Chiba Lotte Marines – No. 85
- Pitcher / Coach
- Born: February 14, 1985 (age 41) Hyōgo Prefecture, Japan
- Batted: RightThrew: Right

NPB debut
- April 23, 2010, for the Chiba Lotte Marines

Last NPB appearance
- September 20, 2019, for the Chiba Lotte Marines

NPB statistics
- Win–loss record: 20–34
- ERA: 3.67
- Strikeouts: 332
- Stats at Baseball Reference

Teams
- Chiba Lotte Marines (2010–2020);

= Tomohisa Otani =

Japanese baseball player (born 1985)

Tomohisa Ōtani (大谷 智久, born February 14, 1985, in Hyōgo Prefecture) is a Japanese former professional baseball pitcher who is currently a coach for the Chiba Lotte Marines of Nippon Professional Baseball (NPB).
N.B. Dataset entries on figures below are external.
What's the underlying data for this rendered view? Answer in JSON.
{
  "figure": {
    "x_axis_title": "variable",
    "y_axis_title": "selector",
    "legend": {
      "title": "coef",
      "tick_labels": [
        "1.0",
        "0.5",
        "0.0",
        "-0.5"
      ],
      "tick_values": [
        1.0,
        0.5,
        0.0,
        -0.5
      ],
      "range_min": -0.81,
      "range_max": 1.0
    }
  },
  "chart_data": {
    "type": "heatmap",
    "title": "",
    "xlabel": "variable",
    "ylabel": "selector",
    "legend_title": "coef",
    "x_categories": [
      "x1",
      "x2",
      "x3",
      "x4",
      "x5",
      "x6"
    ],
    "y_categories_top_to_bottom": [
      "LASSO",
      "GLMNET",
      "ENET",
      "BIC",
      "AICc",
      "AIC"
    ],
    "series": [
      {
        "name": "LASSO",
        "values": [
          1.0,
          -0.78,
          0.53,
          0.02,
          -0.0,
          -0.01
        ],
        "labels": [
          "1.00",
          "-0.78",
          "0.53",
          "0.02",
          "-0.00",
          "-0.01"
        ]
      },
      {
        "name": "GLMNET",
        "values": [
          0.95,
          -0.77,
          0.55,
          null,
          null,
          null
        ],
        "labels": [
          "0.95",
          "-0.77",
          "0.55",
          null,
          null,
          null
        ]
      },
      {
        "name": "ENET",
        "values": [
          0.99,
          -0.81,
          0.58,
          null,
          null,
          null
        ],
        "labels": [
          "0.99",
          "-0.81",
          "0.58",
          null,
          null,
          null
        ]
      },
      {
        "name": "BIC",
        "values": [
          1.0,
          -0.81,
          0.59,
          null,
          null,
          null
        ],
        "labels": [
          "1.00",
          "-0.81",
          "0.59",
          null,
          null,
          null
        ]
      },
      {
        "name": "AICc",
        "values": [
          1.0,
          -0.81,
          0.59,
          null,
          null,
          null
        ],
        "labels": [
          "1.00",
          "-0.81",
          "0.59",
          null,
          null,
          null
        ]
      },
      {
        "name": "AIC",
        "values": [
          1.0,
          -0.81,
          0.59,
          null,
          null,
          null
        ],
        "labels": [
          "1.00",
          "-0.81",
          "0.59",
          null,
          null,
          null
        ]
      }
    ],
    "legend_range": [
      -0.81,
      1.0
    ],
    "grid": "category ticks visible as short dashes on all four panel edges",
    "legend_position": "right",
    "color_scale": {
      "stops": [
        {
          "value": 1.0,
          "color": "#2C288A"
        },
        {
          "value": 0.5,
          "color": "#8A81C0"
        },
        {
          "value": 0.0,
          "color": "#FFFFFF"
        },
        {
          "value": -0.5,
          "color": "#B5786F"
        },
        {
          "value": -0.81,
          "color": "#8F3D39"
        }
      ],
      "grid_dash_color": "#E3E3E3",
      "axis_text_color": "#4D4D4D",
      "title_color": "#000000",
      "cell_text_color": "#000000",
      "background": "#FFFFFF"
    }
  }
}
He played in NPB for the Marines from 2010 to 2020.

==Career==
Chiba Lotte Marines selected Otani with the second selection in the 2009 NPB draft.

On April 23, 2010, Otani made his NPB debut.

On December 2, 2020, Otani became a free agent.
On December 14, he announced his retirement and become a coach for the Marines.